In acknowledgement of this, we find an intriguing intercession for very specific gifts:

  • “A Spirit of wisdom and revelation resulting in knowledge of him (Christ)”
  • So that “Eyes of your heart may be enlightened”
  • Which results in seeing “What is the hope that belongs to his call”; “What are the riches of glory in his inheritance among the holy ones”; “What is the surpassing greatness of his power for us who believe.”

What are all these gifts about? They are about the person of Christ flowing into every corner of our lives and our Universe. Our whole human reality is transformed into the likeness of Christ, which makes us “other Christs” in the way we live. It is a huge transformation that takes a lifetime of prayer and fidelity.

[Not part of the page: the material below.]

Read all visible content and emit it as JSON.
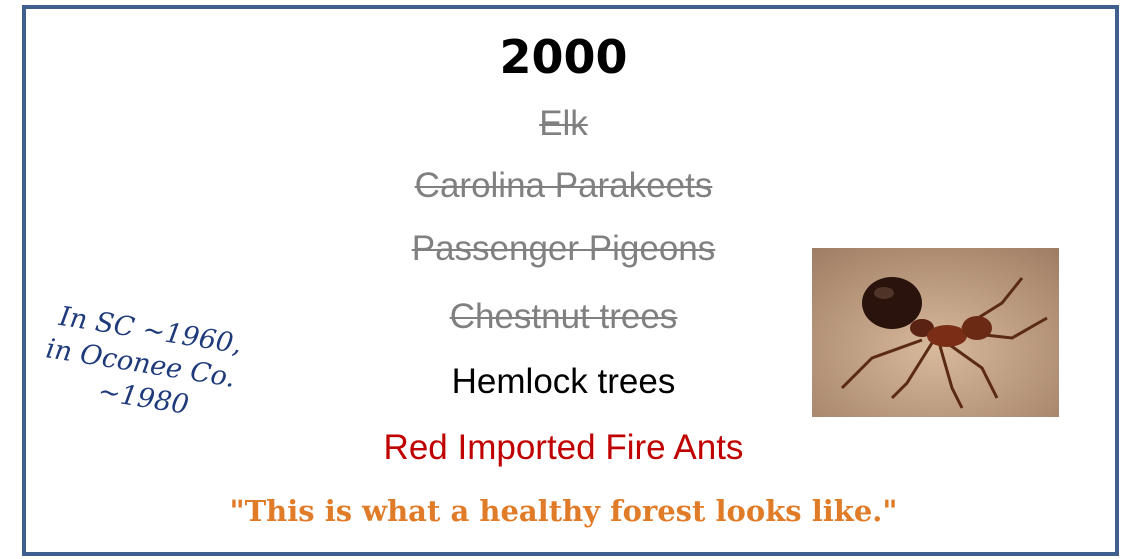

Pray for fidelity to Jesus

(Acts 1, 1-11; Mk. 16, 15-20)

PENTECOST

Life in the Spirit

Galatians 5, 16-25

As the Lord rises from the tomb and returns to the Father, the final gift of redemption is poured out upon us - the gift of the Spirit. The text from Acts captures the immediate effect of this: those who were divided and separated by sin are brought together in unity. The story of the Tower of Babel is reversed on the day of Pentecost, when the Spirit of Father and Son comes to be with us until the end of time.

As Paul says in his letter to the Christians in Galatia, we are endowed with a huge freedom by the presence of the Spirit. That freedom enables us to live in a certain way, a way that truly reflects the presence of God.

Our freedom is restored by Christ and the gift of the Spirit, so that we can live the good life. We become able to identify and choose that which is good and which reflects the presence of God in our lives. We can recognise the signs of the Spirit’s actions in the life of the Christian. “The fruit of the Spirit is love, joy, peace, patience, kindness, generosity, faithfulness, gentleness and self-control”. A life that is marked by these virtues is a life in the Spirit. What a fruitful text with which to conduct our examinationof life!

Paul, with feet on ground, also lists the signs of a life where sin is in control: “immorality, impurity, licentiousness, idolatry, sorcery, hatreds, rivalry, jealousy, fury, selfishness, dissention, factions, envy, drinking bouts, orgies and the like”. Lives marked by these do not belong to the realm of God. If we live like that we are excluded from the Kingdom. We reap the harvest of woe, which is the logical and natural outcome of sin.

Paul lists virtues that are gifts that only the Spirit can give. Freedom is not about doing one’s own thing – a life in which I do what I want. No; itis a life that seeks the good and enshrines it in decisions and the quality of our life.